The Alaska Senate passed a bill Thursday that would allow concealed weapons on University of Alaska campuses, including in dorm rooms.

The bill’s sponsor, Senator Pete Kelly, said Senate Bill 174 recognized a conflict that begged to be resolved between students’ right to carry concealed weapons and the university’s current policy.

“The policy of the University of Alaska is to say, OK, concealed carry is available to the rest of the state, but not on our campus,” he said. “And for them to do that, they do it in a manner to achieve, they have said, the safety, it’s a safety issue with them. But of course we have seen that declaring an area a gun free zone and achieving safety are not connected in any way.”
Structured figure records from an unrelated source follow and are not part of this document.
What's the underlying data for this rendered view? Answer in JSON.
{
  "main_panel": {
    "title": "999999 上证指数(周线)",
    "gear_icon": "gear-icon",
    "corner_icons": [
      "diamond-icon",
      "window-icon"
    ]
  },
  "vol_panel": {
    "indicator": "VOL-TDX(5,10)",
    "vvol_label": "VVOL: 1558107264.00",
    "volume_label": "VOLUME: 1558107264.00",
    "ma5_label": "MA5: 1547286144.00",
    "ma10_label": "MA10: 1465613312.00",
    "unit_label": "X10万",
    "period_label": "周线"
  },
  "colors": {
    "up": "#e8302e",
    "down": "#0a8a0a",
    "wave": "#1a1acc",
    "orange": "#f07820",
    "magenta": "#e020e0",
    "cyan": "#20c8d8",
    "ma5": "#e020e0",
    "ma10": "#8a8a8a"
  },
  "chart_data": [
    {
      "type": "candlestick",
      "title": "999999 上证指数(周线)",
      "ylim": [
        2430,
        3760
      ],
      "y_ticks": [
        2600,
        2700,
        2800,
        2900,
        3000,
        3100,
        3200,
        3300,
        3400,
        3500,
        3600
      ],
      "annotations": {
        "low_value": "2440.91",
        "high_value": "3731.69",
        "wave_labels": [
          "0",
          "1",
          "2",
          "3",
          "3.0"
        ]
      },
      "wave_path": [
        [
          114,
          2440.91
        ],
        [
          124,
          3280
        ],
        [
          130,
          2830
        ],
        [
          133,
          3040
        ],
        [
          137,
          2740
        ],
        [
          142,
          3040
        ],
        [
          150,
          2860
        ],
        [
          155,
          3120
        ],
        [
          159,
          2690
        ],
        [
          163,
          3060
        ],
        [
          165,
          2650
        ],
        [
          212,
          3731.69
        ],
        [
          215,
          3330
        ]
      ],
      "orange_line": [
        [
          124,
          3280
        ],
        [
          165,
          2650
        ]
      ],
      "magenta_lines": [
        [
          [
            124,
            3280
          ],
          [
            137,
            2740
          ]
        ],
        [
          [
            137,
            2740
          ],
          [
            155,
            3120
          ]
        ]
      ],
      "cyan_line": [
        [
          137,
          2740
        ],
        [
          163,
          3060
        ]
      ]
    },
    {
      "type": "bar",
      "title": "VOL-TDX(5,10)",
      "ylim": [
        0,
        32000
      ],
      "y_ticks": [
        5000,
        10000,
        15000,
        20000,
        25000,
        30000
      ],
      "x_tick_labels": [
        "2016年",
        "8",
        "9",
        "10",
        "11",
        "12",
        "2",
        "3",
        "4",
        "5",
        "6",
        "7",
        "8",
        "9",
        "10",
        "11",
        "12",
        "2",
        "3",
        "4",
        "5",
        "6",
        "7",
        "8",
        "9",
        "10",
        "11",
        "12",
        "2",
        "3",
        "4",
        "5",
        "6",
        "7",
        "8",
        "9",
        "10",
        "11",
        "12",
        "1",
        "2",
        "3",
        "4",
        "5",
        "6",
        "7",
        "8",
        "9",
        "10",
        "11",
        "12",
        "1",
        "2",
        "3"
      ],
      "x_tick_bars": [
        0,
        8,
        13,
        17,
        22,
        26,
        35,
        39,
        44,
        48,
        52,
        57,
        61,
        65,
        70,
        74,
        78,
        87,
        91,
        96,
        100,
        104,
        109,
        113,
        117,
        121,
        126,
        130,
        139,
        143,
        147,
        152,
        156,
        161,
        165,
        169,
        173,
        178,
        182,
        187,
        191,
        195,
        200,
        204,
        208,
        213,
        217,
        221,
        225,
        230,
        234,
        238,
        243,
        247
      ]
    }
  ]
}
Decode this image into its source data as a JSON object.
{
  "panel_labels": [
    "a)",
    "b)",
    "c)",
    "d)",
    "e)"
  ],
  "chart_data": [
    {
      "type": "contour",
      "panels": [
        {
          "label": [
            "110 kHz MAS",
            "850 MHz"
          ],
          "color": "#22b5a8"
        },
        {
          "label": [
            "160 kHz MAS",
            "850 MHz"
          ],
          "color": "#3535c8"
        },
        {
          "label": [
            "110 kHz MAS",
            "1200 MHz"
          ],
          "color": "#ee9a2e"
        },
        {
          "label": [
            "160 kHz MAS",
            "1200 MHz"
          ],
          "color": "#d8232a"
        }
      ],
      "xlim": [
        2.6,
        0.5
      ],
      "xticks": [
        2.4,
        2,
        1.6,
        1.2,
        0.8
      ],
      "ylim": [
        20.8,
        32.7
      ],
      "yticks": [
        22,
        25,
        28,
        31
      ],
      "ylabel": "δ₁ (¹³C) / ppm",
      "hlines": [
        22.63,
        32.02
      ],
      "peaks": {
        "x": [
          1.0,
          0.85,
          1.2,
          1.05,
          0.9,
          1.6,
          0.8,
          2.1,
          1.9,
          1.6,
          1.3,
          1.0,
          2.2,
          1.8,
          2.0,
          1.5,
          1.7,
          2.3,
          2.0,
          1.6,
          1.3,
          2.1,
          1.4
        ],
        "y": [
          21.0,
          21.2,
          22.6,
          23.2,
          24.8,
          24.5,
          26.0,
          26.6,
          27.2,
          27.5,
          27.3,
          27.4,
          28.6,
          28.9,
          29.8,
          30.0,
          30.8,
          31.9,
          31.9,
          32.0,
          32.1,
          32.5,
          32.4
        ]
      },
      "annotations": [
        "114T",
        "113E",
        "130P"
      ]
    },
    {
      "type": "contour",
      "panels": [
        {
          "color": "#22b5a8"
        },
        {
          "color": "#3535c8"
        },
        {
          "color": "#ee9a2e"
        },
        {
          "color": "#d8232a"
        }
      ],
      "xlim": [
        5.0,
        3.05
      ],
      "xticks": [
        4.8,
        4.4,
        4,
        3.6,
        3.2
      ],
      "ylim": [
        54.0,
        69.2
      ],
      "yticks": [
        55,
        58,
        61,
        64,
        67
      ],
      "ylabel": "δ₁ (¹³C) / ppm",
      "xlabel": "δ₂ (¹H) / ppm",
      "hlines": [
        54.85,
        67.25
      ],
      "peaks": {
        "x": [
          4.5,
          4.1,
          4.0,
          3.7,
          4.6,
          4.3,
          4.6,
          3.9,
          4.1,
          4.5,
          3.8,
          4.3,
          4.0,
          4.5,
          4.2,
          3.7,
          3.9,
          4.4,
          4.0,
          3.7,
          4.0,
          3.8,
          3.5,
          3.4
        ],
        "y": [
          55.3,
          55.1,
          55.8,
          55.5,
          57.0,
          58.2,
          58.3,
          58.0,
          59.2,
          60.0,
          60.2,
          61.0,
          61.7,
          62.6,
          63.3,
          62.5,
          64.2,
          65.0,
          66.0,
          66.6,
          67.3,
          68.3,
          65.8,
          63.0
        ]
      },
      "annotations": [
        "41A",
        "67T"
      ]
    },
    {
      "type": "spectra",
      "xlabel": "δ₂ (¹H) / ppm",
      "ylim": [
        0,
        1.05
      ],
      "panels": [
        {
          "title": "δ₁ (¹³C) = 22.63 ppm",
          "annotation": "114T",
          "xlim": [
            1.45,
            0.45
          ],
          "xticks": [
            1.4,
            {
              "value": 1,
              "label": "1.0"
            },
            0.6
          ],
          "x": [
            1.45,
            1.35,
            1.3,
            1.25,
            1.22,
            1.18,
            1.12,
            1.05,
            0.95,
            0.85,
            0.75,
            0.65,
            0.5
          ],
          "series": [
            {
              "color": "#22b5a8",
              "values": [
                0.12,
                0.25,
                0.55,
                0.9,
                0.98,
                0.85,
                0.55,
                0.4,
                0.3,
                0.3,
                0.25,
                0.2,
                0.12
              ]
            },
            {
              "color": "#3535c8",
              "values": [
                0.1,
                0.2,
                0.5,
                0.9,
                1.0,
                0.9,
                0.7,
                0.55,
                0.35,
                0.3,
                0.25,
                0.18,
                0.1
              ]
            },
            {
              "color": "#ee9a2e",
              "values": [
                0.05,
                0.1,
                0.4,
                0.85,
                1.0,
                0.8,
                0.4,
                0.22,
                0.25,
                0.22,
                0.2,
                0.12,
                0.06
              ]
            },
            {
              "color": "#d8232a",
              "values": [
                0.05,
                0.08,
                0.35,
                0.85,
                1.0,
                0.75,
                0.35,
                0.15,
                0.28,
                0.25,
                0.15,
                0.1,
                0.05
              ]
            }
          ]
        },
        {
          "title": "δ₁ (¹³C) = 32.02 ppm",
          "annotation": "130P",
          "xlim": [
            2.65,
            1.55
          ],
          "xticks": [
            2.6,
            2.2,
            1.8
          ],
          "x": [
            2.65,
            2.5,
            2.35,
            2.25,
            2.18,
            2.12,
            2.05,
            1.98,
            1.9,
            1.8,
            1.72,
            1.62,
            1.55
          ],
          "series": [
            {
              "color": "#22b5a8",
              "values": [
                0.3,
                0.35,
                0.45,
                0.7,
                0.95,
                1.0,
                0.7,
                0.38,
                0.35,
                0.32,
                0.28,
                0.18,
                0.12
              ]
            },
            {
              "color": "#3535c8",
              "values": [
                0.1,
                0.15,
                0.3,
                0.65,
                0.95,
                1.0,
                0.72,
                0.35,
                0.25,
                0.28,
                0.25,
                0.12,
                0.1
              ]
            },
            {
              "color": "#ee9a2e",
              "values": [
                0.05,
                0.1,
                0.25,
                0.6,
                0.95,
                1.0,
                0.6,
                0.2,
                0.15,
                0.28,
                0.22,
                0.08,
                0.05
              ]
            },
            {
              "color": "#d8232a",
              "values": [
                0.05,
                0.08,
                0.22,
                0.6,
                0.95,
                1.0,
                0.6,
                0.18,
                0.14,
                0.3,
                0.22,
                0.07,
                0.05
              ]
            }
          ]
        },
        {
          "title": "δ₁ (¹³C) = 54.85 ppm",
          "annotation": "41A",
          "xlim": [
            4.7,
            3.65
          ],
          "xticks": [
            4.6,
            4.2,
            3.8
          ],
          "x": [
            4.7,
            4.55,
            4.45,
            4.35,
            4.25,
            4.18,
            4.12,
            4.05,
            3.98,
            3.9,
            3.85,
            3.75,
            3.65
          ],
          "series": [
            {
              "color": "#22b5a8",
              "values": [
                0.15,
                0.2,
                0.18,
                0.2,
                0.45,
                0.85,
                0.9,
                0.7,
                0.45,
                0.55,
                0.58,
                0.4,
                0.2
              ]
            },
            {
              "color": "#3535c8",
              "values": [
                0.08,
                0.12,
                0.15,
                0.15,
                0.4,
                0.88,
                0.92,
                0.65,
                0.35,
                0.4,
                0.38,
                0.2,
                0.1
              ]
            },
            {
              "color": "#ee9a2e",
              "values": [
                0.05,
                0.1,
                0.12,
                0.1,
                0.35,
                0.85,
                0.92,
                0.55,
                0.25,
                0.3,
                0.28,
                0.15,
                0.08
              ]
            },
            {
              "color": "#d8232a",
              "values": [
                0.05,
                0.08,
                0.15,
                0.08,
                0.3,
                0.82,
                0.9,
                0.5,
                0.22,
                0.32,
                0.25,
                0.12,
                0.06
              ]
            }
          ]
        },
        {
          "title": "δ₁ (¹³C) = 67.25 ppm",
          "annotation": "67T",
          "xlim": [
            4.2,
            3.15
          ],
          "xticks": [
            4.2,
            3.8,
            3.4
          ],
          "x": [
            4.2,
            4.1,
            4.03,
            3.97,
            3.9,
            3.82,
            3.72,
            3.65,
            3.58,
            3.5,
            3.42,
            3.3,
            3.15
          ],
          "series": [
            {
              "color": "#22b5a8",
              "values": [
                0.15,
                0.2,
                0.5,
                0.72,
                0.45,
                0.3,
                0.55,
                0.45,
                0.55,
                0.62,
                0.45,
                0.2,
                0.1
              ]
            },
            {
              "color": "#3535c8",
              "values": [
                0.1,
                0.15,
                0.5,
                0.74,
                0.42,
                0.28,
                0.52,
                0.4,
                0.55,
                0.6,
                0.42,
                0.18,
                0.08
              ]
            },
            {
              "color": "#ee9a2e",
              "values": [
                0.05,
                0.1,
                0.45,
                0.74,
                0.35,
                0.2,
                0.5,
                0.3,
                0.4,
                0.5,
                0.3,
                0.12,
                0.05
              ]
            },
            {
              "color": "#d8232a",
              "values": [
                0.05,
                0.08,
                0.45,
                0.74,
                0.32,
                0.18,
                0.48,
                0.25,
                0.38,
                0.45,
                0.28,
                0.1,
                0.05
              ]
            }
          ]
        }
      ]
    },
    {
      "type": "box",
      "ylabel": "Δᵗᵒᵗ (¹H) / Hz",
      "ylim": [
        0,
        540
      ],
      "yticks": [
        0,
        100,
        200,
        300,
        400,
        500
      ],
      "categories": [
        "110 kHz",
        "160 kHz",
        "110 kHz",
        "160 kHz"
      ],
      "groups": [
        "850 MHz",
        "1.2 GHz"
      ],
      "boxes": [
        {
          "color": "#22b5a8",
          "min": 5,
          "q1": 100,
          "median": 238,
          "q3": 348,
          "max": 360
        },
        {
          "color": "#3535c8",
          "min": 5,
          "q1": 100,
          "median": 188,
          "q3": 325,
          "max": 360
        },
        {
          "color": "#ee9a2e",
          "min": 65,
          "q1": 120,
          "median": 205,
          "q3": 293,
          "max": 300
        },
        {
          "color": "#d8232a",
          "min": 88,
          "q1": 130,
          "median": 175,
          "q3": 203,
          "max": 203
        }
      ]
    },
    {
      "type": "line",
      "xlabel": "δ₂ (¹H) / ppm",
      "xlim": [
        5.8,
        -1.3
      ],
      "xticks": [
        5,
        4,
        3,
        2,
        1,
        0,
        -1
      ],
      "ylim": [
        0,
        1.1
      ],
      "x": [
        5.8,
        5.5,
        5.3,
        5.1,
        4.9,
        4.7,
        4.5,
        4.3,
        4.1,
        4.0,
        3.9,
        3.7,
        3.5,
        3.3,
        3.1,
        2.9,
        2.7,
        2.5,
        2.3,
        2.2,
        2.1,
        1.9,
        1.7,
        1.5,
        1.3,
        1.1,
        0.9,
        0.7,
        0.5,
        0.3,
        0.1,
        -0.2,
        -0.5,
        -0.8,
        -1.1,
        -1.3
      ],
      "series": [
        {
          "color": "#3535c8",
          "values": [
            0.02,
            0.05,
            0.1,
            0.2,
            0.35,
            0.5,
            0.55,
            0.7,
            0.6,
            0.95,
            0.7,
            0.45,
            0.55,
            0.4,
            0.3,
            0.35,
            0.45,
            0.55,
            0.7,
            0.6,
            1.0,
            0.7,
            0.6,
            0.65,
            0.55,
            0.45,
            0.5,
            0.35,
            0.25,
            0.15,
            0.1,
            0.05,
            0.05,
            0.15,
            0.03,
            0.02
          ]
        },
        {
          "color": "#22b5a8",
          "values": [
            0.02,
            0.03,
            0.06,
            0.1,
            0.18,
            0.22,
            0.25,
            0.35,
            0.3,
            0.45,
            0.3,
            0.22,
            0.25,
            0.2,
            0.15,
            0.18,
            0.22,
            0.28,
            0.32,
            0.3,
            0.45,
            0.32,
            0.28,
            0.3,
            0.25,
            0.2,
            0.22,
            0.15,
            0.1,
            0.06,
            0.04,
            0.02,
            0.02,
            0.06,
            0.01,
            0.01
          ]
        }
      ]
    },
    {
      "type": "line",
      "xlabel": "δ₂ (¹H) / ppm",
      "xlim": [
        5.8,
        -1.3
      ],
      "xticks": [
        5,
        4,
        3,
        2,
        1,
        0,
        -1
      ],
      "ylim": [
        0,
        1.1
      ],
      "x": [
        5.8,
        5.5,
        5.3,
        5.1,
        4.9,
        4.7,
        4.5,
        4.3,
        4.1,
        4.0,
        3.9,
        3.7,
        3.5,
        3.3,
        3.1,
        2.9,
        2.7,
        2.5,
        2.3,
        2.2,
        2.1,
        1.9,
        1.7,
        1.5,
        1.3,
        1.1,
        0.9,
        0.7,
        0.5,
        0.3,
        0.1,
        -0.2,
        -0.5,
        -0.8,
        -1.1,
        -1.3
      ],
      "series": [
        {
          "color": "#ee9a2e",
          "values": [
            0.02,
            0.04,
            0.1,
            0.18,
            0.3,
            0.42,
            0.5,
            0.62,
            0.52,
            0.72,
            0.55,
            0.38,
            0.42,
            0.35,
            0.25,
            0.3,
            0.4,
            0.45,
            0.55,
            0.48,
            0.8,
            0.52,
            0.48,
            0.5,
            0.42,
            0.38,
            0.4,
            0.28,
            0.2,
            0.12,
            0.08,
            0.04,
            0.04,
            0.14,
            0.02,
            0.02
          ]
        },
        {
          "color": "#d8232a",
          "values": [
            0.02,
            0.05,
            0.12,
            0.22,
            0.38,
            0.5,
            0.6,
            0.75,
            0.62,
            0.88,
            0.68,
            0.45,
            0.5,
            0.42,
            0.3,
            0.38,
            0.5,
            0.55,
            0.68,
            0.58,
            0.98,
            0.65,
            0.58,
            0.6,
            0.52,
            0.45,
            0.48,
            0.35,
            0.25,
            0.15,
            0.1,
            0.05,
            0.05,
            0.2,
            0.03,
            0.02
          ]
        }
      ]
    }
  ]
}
Minority Leader Sen. Berta Gardner urged colleagues not to adopt the bill, which has received strong opposition from students and the University of Alaska’s board of regents, citing an opinion delivered by the late Supreme Court Justice Antonin Scalia in which he cited sensitive areas like school and government buildings in which concealed weapons prohibitions have been upheld, despite the second Amendment.

“The University of Alaska’s a government building, it’s also a school,” said Gardner. “The Alaska State Capitol is a government building, why do we think it’s incumbent on us not to allow the board of regents to regulate their buildings in the same way our own?”

In an interview after the vote, Sen. Kelly said allowing guns into the capitol building could be a next step.

“I wouldn’t doubt that you’ll see some bills in the future on different areas, that’s not necessarily going to come from me, it’s possible,” said Kelly, who said his bill could only address “one thing at a time.”

“Whether there’s irony or hypocrisy that’s irrelevant. The fact is, is that the university was in conflict with our statutes and our constitution, and one at a time we take back that ground,” said Kelly.

Callie Conerton, student body president with the University of Alaska Southeast campus, said she’s disappointed by the Senate’s vote.

“I’m hoping that we have a strong support in the House against the bill,” said Conerton, who said she personally will feel less safe on campus knowing that people around her could be carrying a gun.

“If they feel like someone did something to them wrong they can pull it out and it’s right there, it’s at their access. They might not think that they’re going to use it in that way,” Conerton said. “The escalation is very quick on different college campuses, like it is on the Senate floor, escalation happens very quickly, and we don’t want to see that guns being really easily accessible.”

SB 174 passed the senate with a vote of 13 to 5. A senior state lobbyist for the National Rifle Association is in Juneau this week and was present at the Senate floor session.

If the bill becomes law, Alaska would become the tenth state to allow concealed carry on campuses, among Arkansas, Colorado, Idaho, Kansas, Mississippi, Oregon, Texas, Utah and Wisconsin.